话音未落,司珩忽然拉住云婳的手腕,将她带入怀中。云婳反应不及,撞在他坚硬的胸膛。紧跟着“铮”地一声风鸣,一支长箭从外面射入穿透车厢,若刚才司珩没有拉开她,此时那支箭定然会刺入她的心口。
“殿下?”云婳心有余悸地望向司珩,唇瓣轻颤。
“嘘。”司珩抬起食指竖在她柔软的唇上,不动声色地听着车厢外的响动。
破风声再起,司珩抱着云婳,身体前倾弯腰避过从后面射来的两道箭矢。紧接着一阵马踏嘶鸣,车厢猛烈晃动。
暮风一手控着中箭发疯的马匹,一手抽出腰间的重刀,死死盯着从树上突然跃下的数名黑衣人。
云迷雾锁,雨急风骤,长街寂寥。
“王爷小心。”暮风挥着重刀挡去大半射向车厢的箭矢。
司珩手掌覆在云婳的脑后,将她的脸压在自己颈侧,不紧不慢地摸出藏在椅子下的长剑,从容斩断射来的箭矢。
而后,单手勾住云婳的腰,旋身飞离车厢,抱着她稳稳落在一棵大树之上。
“在这等我。”司珩寻了一根粗壮的树枝,将云婳放下。
云婳看着穷凶极恶的杀手们,吓得脸色煞白,眼中泛起惊惧的雾气,缓缓松开环着司珩脖颈的手,颤声叮嘱:“殿下小心。”
司珩看着泪渍萦睫将落未落的小人儿,抬指轻轻拍了下她的额头,薄唇轻勾:“乖,闭上眼睛。”

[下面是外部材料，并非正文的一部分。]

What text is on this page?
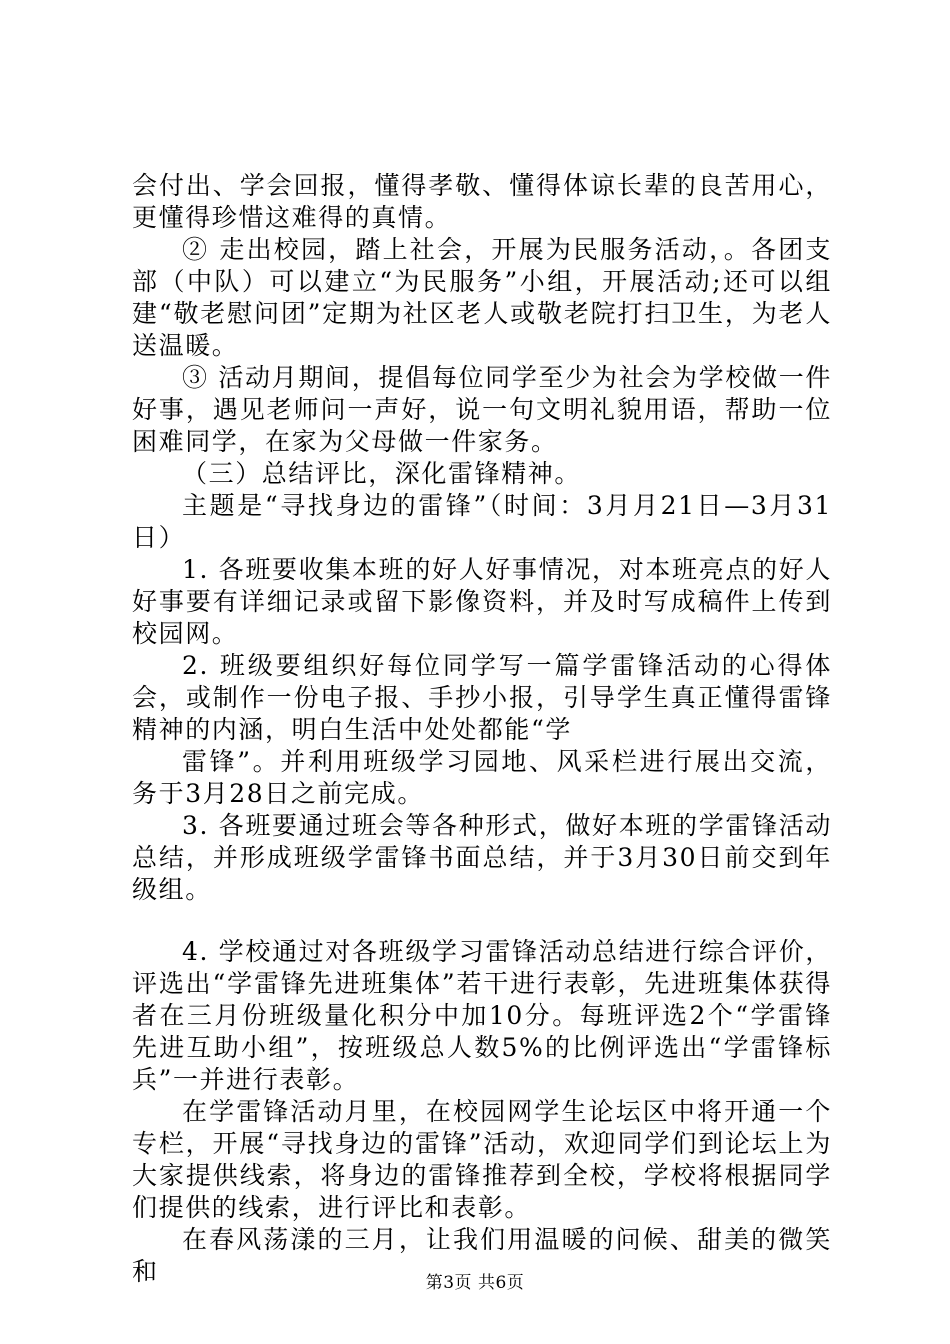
会付出、学会回报，懂得孝敬、懂得体谅长辈的良苦用心，更懂得珍惜这难得的真情。

② 走出校园，踏上社会，开展为民服务活动，。各团支部（中队）可以建立“为民服务”小组，开展活动;还可以组建“敬老慰问团”定期为社区老人或敬老院打扫卫生，为老人送温暖。

③ 活动月期间，提倡每位同学至少为社会为学校做一件好事，遇见老师问一声好，说一句文明礼貌用语，帮助一位困难同学，在家为父母做一件家务。

（三）总结评比，深化雷锋精神。

主题是“寻找身边的雷锋”（时间：3月月21日—3月31日）

1. 各班要收集本班的好人好事情况，对本班亮点的好人好事要有详细记录或留下影像资料，并及时写成稿件上传到校园网。

2. 班级要组织好每位同学写一篇学雷锋活动的心得体会，或制作一份电子报、手抄小报，引导学生真正懂得雷锋精神的内涵，明白生活中处处都能“学

雷锋”。并利用班级学习园地、风采栏进行展出交流，务于3月28日之前完成。

3. 各班要通过班会等各种形式，做好本班的学雷锋活动总结，并形成班级学雷锋书面总结，并于3月30日前交到年级组。

4. 学校通过对各班级学习雷锋活动总结进行综合评价，评选出“学雷锋先进班集体”若干进行表彰，先进班集体获得者在三月份班级量化积分中加10分。每班评选2个“学雷锋先进互助小组”，按班级总人数5%的比例评选出“学雷锋标兵”一并进行表彰。

在学雷锋活动月里，在校园网学生论坛区中将开通一个专栏，开展“寻找身边的雷锋”活动，欢迎同学们到论坛上为大家提供线索，将身边的雷锋推荐到全校，学校将根据同学们提供的线索，进行评比和表彰。

在春风荡漾的三月，让我们用温暖的问候、甜美的微笑和	第3页 共6页
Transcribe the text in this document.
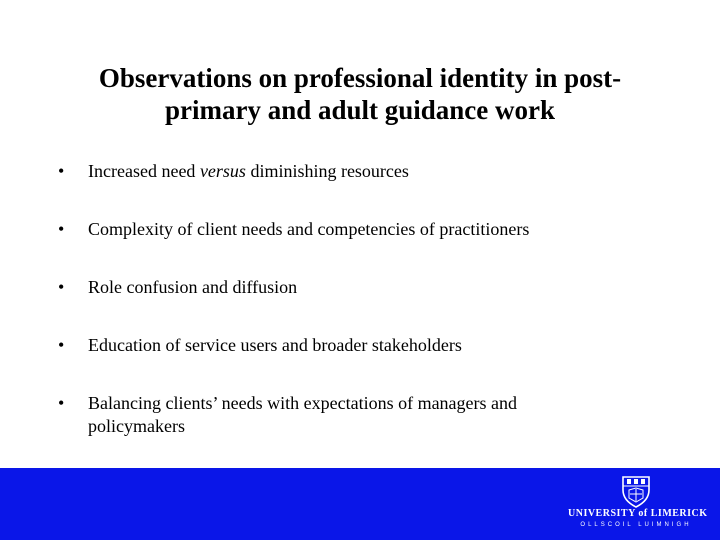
Observations on professional identity in post-
primary and adult guidance work
• Increased need versus diminishing resources
• Complexity of client needs and competencies of practitioners
• Role confusion and diffusion
• Education of service users and broader stakeholders
• Balancing clients’ needs with expectations of managers and policymakers
UNIVERSITY of LIMERICK
OLLSCOIL LUIMNIGH
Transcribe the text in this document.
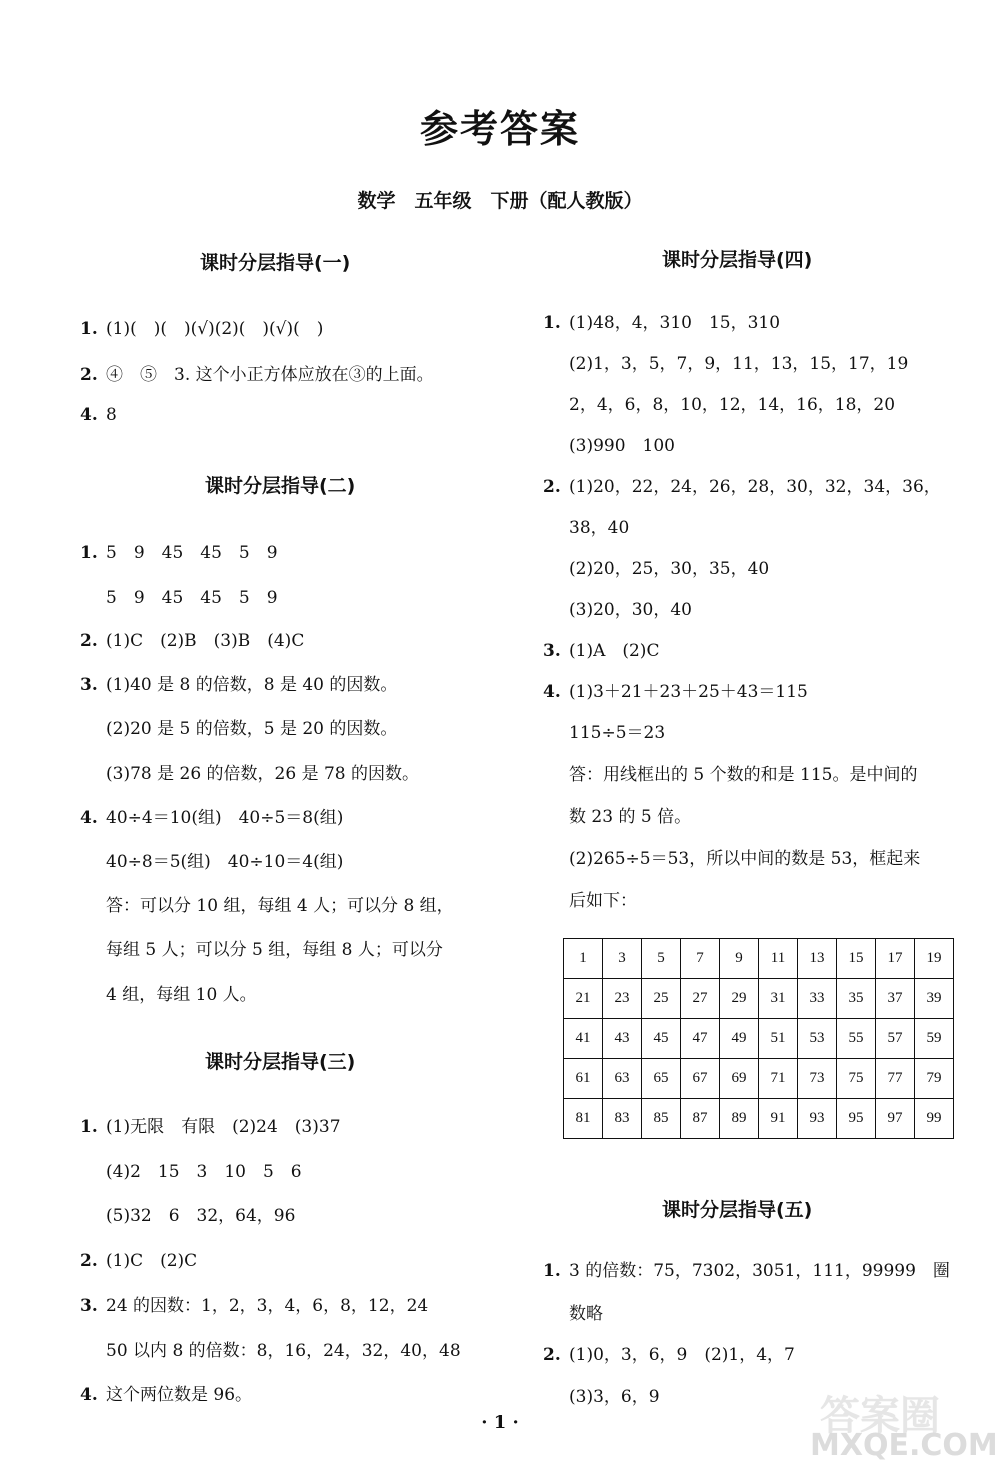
参考答案
数学　五年级　下册（配人教版）
课时分层指导(一)
1. (1)(　)(　)(√)(2)(　)(√)(　)
2. ④　⑤　3. 这个小正方体应放在③的上面。
4. 8
课时分层指导(二)
1. 5　9　45　45　5　9
5　9　45　45　5　9
2. (1)C　(2)B　(3)B　(4)C
3. (1)40 是 8 的倍数，8 是 40 的因数。
(2)20 是 5 的倍数，5 是 20 的因数。
(3)78 是 26 的倍数，26 是 78 的因数。
4. 40÷4＝10(组)　40÷5＝8(组)
40÷8＝5(组)　40÷10＝4(组)
答：可以分 10 组，每组 4 人；可以分 8 组，
每组 5 人；可以分 5 组，每组 8 人；可以分
4 组，每组 10 人。
课时分层指导(三)
1. (1)无限　有限　(2)24　(3)37
(4)2　15　3　10　5　6
(5)32　6　32，64，96
2. (1)C　(2)C
3. 24 的因数：1，2，3，4，6，8，12，24
50 以内 8 的倍数：8，16，24，32，40，48
4. 这个两位数是 96。
课时分层指导(四)
1. (1)48，4，310　15，310
(2)1，3，5，7，9，11，13，15，17，19
2，4，6，8，10，12，14，16，18，20
(3)990　100
2. (1)20，22，24，26，28，30，32，34，36，
38，40
(2)20，25，30，35，40
(3)20，30，40
3. (1)A　(2)C
4. (1)3＋21＋23＋25＋43＝115
115÷5＝23
答：用线框出的 5 个数的和是 115。是中间的
数 23 的 5 倍。
(2)265÷5＝53，所以中间的数是 53，框起来
后如下：
1	3	5	7	9	11	13	15	17	19
21	23	25	27	29	31	33	35	37	39
41	43	45	47	49	51	53	55	57	59
61	63	65	67	69	71	73	75	77	79
81	83	85	87	89	91	93	95	97	99
课时分层指导(五)
1. 3 的倍数：75，7302，3051，111，99999　圈
数略
2. (1)0，3，6，9　(2)1，4，7
(3)3，6，9	答案圈
· 1 ·
MXQE.COM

见云婳闭上眼睛,司珩才转过头冷冷睥着树下的黑衣人,狭长的眸子逐渐变得猩红阴鸷。
云婳闭着眼睛紧紧抓住树枝,听着自己扑通扑通的心跳声,还有树下一声又一声惨叫。越是看不见越是恐惧,她的脸色越来越白,时间仿佛格外漫长,长到她忍不住睁开眼。
一地无头死尸,雨水冲刷而过,血流成河。司珩身上的雪色锦衣早已被鲜血染透,紧贴着他高挑劲瘦的身躯,他握着滴血长剑五步杀一人,漆黑的眼睛淬冰碎玉,恍若地狱修罗。
最后一个黑衣人惊恐地看着步步逼近的司珩,立刻扔了剑,双腿抖得像筛糠,直接跪在地上,不停地磕头:“王爷饶命,王爷饶命……”
司珩居高临下地睥着他,提起沾满鲜血的剑,贴在那人脸上,血水顺着剑身流下,“吧嗒、吧嗒”地掉在那人身前,汇成一汪阴森的猩红,声音冰冷地问:“谁派你来的?”
“王爷若能饶小人一命,小人都说。”黑衣人盯着司珩手中的长剑,哆哆嗦嗦地往后躲。
司珩抬起长剑,慢悠悠地顺着那人的脸滑至他的脖子,扯起一侧唇角,诡异地笑了:“谈条件啊?”
“下去谈吧。”司珩无所谓地挑挑眉,手起剑落,不待黑衣人反应过来,一颗完完整整的头滚落在地。
云婳看着树下的一切,巴掌大的小脸愈发惨白。"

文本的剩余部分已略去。